The math behind minimum controller sample rate compared to actual error frequency spectrum

Question

It seems intuitive to me that, in a digital system, a system sampling the error rate "too slowly" will fail to stabilize the system.

Is there a theory/set of metrics/equation I can use to represent this in the frequency or time domain?

i.e.

$$ e(t) : \text{Actual error (not sampled error) with respect to time} \\ e(s) : \text{Laplace or frequency domain representation of error signal} \\ F_s : \text{Rate at which error is sampled} $$

If $e(t)$ has frequency components much higher than $F_s$ (or maybe if $F_s < 2\text{max}[e(s)]$ ), is it possible to properly control the system?

Answer 1

If you do not filter out (or filter down) the high frequency components of $e(t)$, they will be "folded back" into the desired spectrum through the process of "aliasing".

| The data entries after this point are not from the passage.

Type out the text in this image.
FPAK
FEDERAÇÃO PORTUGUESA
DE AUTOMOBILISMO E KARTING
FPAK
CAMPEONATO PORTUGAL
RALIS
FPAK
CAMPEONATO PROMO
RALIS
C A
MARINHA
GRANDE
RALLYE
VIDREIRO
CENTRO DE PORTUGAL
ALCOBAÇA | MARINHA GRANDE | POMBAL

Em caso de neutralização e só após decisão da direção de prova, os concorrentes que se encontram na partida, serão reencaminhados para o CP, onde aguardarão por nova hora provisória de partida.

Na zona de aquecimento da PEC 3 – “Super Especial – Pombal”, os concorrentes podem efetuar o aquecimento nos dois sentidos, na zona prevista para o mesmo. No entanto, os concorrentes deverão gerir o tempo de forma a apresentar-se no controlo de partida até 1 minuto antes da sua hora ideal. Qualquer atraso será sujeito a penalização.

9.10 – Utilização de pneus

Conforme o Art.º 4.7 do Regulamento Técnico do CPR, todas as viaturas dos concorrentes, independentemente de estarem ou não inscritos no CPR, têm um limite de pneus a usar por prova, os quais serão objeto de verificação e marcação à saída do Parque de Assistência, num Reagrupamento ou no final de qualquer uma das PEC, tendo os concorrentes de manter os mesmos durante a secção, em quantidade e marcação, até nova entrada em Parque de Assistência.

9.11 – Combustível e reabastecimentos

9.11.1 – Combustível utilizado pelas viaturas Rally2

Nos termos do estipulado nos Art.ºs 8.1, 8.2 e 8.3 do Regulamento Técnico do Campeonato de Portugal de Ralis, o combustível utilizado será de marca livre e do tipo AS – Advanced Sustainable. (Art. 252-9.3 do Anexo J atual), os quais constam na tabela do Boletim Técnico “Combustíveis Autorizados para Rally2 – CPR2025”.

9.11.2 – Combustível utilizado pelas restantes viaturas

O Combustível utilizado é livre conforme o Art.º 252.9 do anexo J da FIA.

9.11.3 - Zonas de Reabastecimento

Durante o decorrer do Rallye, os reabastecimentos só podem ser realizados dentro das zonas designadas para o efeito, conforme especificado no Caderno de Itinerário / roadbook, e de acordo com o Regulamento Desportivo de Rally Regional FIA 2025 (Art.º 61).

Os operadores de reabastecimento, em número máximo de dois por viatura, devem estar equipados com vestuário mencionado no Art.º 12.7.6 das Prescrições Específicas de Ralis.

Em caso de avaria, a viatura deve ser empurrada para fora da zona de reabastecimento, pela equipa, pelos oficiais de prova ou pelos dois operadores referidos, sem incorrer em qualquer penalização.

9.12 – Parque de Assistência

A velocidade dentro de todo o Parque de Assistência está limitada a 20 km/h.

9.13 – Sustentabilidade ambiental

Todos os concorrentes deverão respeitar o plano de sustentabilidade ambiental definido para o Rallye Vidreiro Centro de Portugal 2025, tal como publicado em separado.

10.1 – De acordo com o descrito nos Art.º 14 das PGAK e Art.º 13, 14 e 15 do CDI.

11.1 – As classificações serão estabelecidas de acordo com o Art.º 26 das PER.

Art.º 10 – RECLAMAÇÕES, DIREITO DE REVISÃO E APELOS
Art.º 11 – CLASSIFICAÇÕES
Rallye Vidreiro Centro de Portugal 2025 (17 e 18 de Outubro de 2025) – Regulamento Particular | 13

Practically speaking, no low-pass filter is ideal, so there will always be high frequency components that get under-sampled and aliased back. You can view these undesired components as a noise contribution at the output of your sampler. Depending on the nature of the high-frequency components, they might just introduce white noise that produces small random errors, or they may introduce a bias that you need to account for.

This paper by Texas Instruments gives a pretty comprehensive treatment of the subject.